It sounds like a big deal, but it probably isn't. With or without the CPP, a different force may be pushing the power sector to reduce emissions by nearly that much: low natural gas prices.
Here's the background. In 2007, the Supreme Court ruled that the Environmental Protections Agency (EPA) has the authority to regulate carbon dioxide and other greenhouse gases under the Clean Air Act. The Obama EPA then issued a finding that current and projected "concentrations of greenhouse gases in the atmosphere threaten the public health and welfare of current and future generations." The CPP restrictions were promoted as a way to mitigate these harms.
In an unprecedented move, the U.S. Supreme Court issued in February 2016 a stay halting implementation of the CPP until lower courts had resolved the lawsuits filed by 27 states opposing the regulation. Now EPA chief Scott Pruitt has reportedly decided not to try to overturn the endangerment finding, and is instead launching a rulemaking process that aims to replace the CPP with less onerous requirements.

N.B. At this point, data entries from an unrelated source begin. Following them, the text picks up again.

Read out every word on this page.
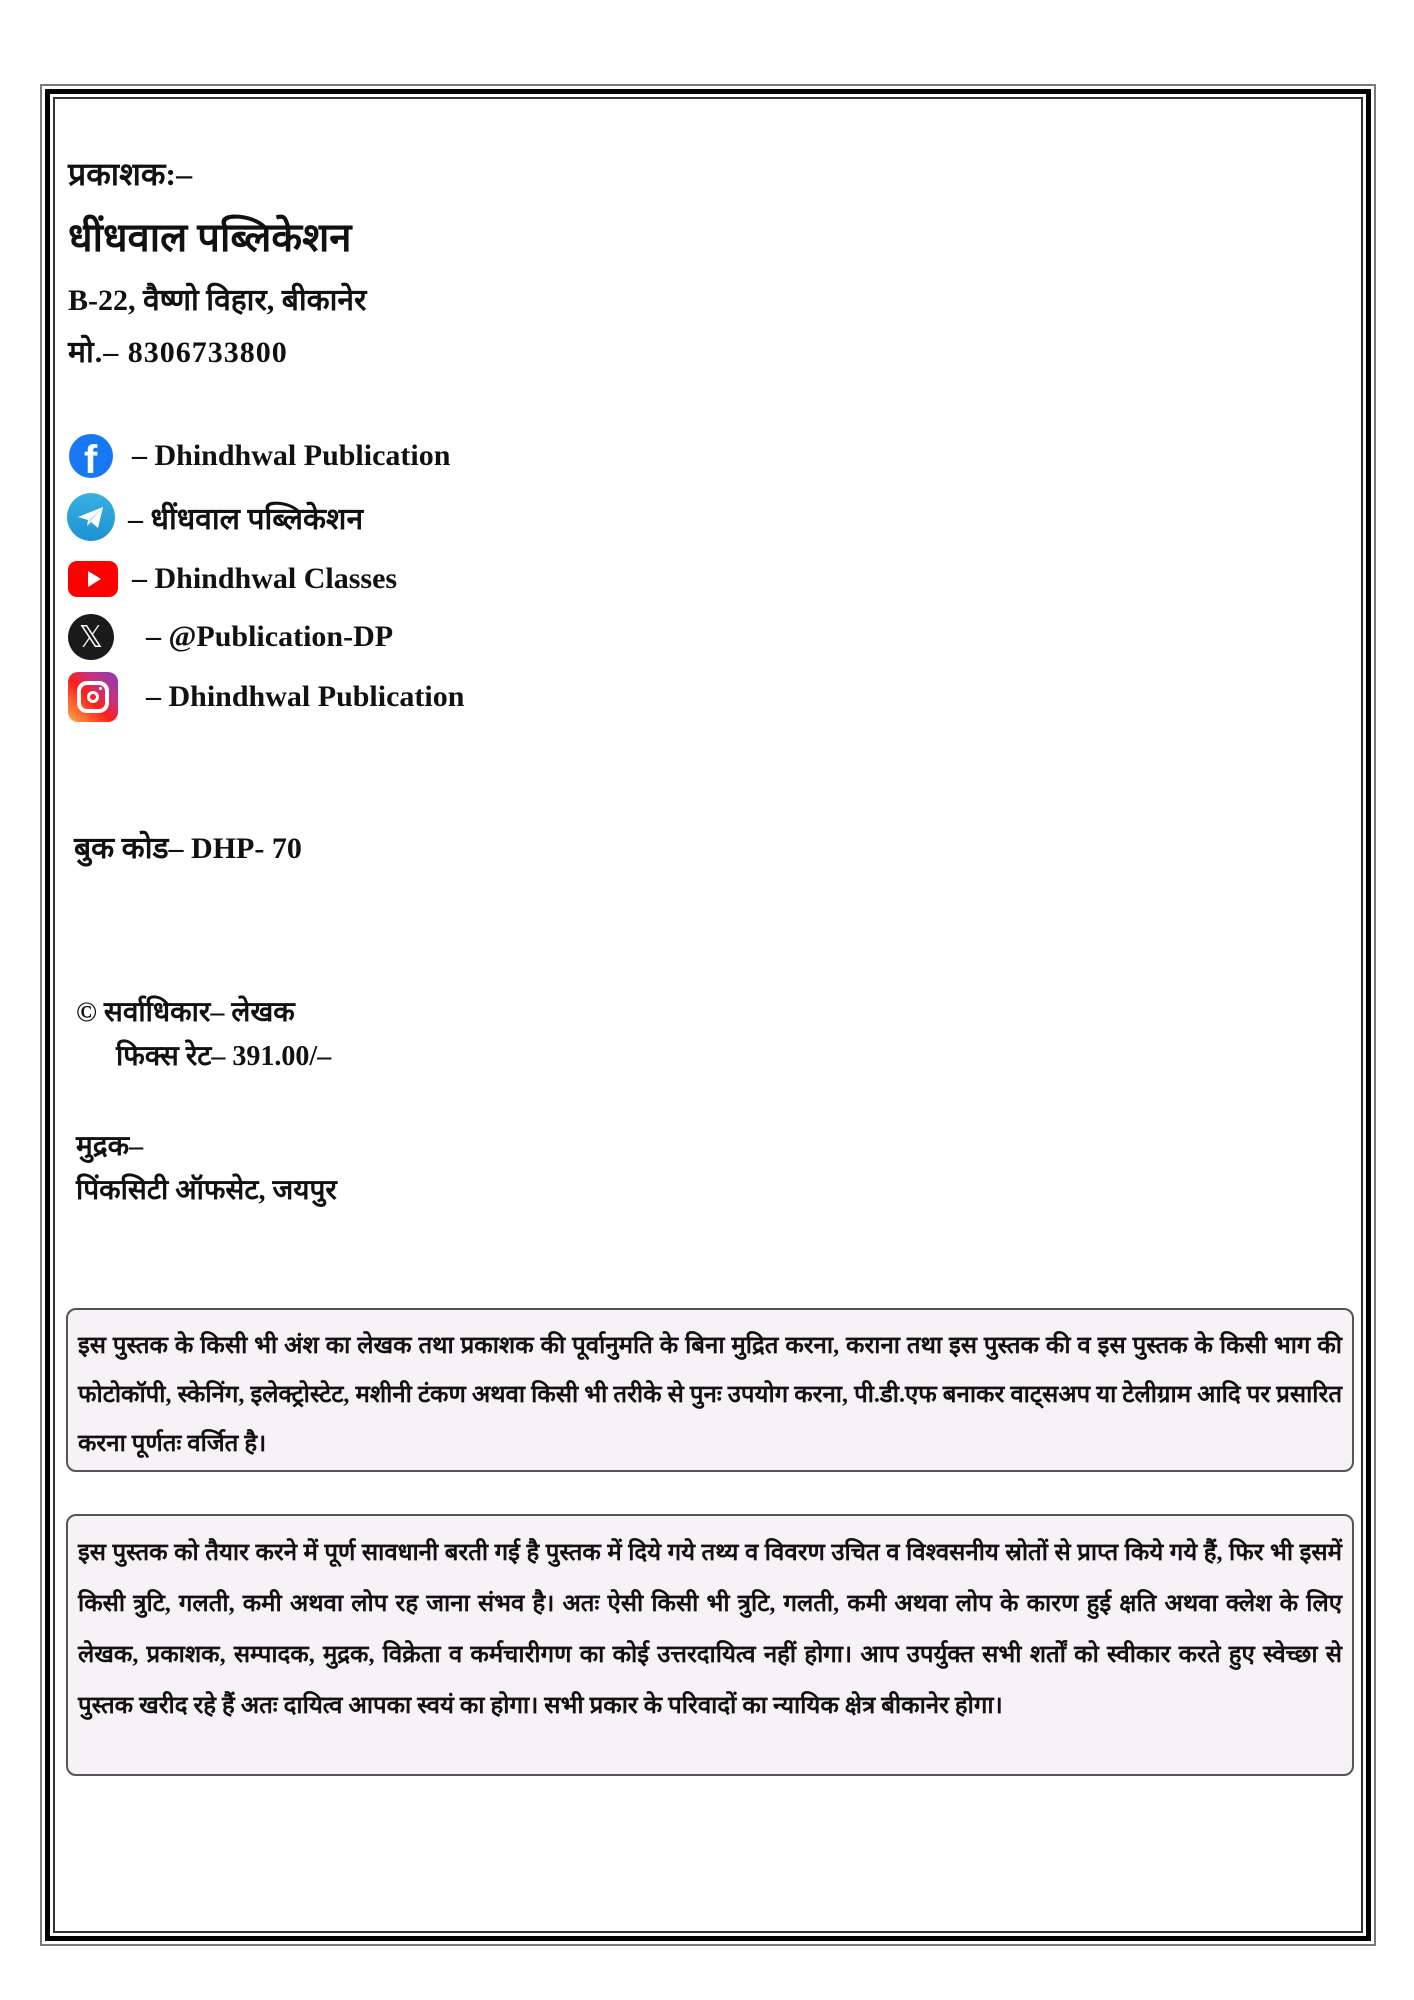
प्रकाशक:–
धींधवाल पब्लिकेशन
B-22, वैष्णो विहार, बीकानेर
मो.– 8306733800
f – Dhindhwal Publication
– धींधवाल पब्लिकेशन
– Dhindhwal Classes
𝕏	– @Publication-DP
– Dhindhwal Publication
बुक कोड– DHP- 70
© सर्वाधिकार– लेखक
फिक्स रेट– 391.00/–
मुद्रक–
पिंकसिटी ऑफसेट, जयपुर
इस पुस्तक के किसी भी अंश का लेखक तथा प्रकाशक की पूर्वानुमति के बिना मुद्रित करना, कराना तथा इस पुस्तक की व इस पुस्तक के किसी भाग की फोटोकॉपी, स्केनिंग, इलेक्ट्रोस्टेट, मशीनी टंकण अथवा किसी भी तरीके से पुनः उपयोग करना, पी.डी.एफ बनाकर वाट्सअप या टेलीग्राम आदि पर प्रसारित करना पूर्णतः वर्जित है।
इस पुस्तक को तैयार करने में पूर्ण सावधानी बरती गई है पुस्तक में दिये गये तथ्य व विवरण उचित व विश्वसनीय स्रोतों से प्राप्त किये गये हैं, फिर भी इसमें किसी त्रुटि, गलती, कमी अथवा लोप रह जाना संभव है। अतः ऐसी किसी भी त्रुटि, गलती, कमी अथवा लोप के कारण हुई क्षति अथवा क्लेश के लिए लेखक, प्रकाशक, सम्पादक, मुद्रक, विक्रेता व कर्मचारीगण का कोई उत्तरदायित्व नहीं होगा। आप उपर्युक्त सभी शर्तों को स्वीकार करते हुए स्वेच्छा से पुस्तक खरीद रहे हैं अतः दायित्व आपका स्वयं का होगा। सभी प्रकार के परिवादों का न्यायिक क्षेत्र बीकानेर होगा।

The Obama administration estimated that the CPP would yield $34 billion in annual climate and air pollution benefits at a cost of only $9 billion a year. In contrast, a NERA Economic Consulting study, commissioned by various industry groups, calculated that annual CPP compliance costs would average between $41 and $73 billion a year, swamping the negligible climate benefits of reducing future global warming by 0.02° Celsius. That's quite a difference, but as we know, partisans can get an econometric model to say whatever they want it to say.
But it may be beside the point. A 2016 analysis by the Congressional Budget Office compared the EPA's estimates with various other projections. M.J. Bradley & Associates, for example, calculated that even without the CPP, power sector emissions would drop by as much as 26 percent below 2005 levels, assuming that renewable energy subsidies remained in place. A new report from the International Energy Agency suggests that such subsidies aren't actually necessary, since the costs of renewable energy generation are falling so rapidly that they can out-compete conventional power production.
And in a study this year for The Energy Journal, researchers at Stanford and Purdue concluded that if low natural gas prices persist, carbon dioxide emissions in the power sector would fall 26 percent below their 2005 levels by 2030, even without the CPP.
In other words, the fate of the Obama plan may be largely irrelevant to the trajectory of carbon dioxide emissions in power sector. If so, the coming fight over the CPP will probably feature more symbolic posturing than substance.